On Thursday, opening night, in the intimate space of the Elizabeth Price Kenan Theatre, the cast and crew of “The Seagull” showed the audience how they made a classic their own.

The adapted Kenan Theatre Company show, directed by associate professor Mark Perry, ran this weekend and concludes on Monday night.  

“The Seagull” is a late 19th century Russian play written by Anton Chekhov about the clash between the old and the young, and establishment and experimental theatre. It explores themes of age, gender and monetary and social status and covers heavy topics such as suicide.

While rehearsals for the show started this semester, many involved have been studying the script since participating in a class, DRAM 284: Studies in Dramatic Theory and Criticism, taught by Perry last fall. The class covered “The Seagull” and other topics pertaining to Chekhov. 

After discussion of the script, the cast experienced many emotionally charged moments that inspired them to reframe the ending of the narrative as a cautionary tale and not an inevitable truth for their interpretation.

“As artists and as actors especially, we would hope that we would be emotionally attuned to the content that we're dealing with and that we're sharing with audiences,” Alice McCracken Knight, a UNC senior and actor playing Dorn, said.

Knight said Perry encouraged students to be involved in the decision making and keep the play malleable even after they began sharing it with the community.

“I know that he really wanted this to be a collaborative process and for the play to belong to us as actors and designers just as much, if not more, than it belonged to him,” Knight said.

Perry said he and the cast chose to create a show focused on "community uplift." They took several creative liberties with the play to focus on caring for the audience, such as through providing an art gallery walk, a words of affirmation table, cookies and tea to comfort audience members as they entered and exited the space. 

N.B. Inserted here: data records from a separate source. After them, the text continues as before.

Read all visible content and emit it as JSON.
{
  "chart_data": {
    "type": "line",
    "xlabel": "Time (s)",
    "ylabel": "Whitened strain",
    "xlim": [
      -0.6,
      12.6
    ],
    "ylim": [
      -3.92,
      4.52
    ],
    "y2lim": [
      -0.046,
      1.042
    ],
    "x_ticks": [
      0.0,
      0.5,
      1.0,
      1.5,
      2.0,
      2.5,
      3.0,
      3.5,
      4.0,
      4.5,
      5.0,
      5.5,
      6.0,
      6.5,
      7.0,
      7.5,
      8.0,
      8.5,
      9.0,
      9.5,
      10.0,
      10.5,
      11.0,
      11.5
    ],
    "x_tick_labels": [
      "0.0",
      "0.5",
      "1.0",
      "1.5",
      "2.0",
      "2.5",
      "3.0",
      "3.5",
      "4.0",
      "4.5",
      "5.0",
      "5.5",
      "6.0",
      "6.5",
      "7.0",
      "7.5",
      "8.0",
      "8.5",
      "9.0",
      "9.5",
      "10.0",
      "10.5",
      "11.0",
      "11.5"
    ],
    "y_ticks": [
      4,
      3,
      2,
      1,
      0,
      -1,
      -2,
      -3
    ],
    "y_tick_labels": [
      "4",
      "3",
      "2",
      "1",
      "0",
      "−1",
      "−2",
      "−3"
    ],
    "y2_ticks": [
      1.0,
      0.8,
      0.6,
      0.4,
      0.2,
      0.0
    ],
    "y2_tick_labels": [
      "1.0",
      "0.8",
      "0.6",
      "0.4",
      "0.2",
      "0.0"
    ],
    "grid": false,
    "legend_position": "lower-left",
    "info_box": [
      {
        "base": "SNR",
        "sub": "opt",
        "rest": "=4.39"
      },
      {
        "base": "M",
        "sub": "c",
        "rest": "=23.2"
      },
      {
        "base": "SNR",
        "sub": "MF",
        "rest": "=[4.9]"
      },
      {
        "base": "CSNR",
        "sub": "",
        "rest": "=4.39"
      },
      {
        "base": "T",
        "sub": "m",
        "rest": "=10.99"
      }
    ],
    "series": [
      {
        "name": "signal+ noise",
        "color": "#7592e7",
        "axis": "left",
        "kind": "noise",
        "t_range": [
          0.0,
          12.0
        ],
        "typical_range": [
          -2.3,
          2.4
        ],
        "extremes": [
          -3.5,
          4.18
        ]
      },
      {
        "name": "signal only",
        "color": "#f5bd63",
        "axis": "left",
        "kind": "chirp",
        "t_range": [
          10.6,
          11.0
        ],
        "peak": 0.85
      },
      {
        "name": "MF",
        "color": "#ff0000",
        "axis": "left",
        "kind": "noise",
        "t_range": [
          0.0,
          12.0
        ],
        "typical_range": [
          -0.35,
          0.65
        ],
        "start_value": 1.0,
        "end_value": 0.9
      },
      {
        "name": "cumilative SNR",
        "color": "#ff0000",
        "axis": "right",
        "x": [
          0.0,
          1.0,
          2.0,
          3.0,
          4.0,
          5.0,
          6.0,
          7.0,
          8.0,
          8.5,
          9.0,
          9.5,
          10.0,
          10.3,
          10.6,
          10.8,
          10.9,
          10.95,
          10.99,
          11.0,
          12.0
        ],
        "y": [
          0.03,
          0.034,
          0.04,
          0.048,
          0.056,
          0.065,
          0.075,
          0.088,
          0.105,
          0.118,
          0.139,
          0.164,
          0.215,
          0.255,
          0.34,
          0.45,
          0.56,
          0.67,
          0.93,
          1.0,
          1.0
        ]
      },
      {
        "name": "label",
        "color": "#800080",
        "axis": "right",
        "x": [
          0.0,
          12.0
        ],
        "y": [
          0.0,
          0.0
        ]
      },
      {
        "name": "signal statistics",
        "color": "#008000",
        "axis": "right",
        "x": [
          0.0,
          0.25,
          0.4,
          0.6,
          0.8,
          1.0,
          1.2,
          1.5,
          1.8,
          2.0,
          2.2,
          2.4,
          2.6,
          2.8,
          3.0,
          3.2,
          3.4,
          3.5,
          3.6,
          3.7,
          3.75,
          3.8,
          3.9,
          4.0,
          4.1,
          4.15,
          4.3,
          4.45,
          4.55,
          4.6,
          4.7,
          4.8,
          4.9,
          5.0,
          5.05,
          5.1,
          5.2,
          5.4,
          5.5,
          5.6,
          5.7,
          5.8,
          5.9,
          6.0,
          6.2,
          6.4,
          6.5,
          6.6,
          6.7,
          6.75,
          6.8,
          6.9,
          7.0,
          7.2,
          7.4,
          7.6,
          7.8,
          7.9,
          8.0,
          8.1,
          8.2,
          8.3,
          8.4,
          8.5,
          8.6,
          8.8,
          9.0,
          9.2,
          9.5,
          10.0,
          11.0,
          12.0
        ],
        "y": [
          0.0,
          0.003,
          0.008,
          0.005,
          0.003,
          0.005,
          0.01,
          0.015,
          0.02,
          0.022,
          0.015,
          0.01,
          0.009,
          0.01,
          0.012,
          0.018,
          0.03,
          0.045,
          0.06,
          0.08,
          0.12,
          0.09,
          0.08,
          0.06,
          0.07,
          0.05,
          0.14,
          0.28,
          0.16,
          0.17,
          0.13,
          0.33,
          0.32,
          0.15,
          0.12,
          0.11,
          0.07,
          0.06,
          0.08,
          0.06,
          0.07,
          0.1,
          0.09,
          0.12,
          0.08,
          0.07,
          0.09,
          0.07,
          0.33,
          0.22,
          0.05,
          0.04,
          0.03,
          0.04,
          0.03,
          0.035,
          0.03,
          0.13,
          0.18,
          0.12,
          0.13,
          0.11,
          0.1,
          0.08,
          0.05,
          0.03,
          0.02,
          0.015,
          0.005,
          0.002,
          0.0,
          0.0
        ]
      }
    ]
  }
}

To do this, Perry implemented a double cast in which each pair of actors privately decided who would perform each night. The actors were told to conceal who would be on stage until the night of the show to ensure the cast was a randomized group. Those not performing main roles that night were costumed as angels, who watched over their earthly counterparts.

Along with dancing interludes and student-created epilogue and prologue acts, the angels acted as an invisible support system for the characters as they dealt with painful moments.

"They often act, I wouldn't say as support for the audience, but as characters who can sympathize with the audience, because they're in a similar situation [as the audience],” Knight said.

Perry said he wanted to reframe the messaging of Chekhov's abrupt and violent resolution to the play.

After their first full run through of the play, which included the difficult last act, the cast supported each other by running into the parking lot and dancing. They had created an environment of laughter and camaraderie, Talyah Rawls, a UNC senior and one of the actresses playing Nina, said.

“There was so much sense of abundance, so much sense of sharing, that they had broken through the ego barrier that is the plague of theatre,” Perry said.

The cast spent time sharing experiences and times when they related to the characters in their own lives, Rawls said. Her character Nina, for instance, lives in a vast estate without much freedom as a young woman from her wealthy family. Rawls said she felt similarly stuck as a teenager during the COVID-19 pandemic. 

“I feel like the lessons I've learned from these characters are lessons that I will carry with me forever in a way that is a bit deeper and more profound than it has been with shows I have done in the past,” Rawls said.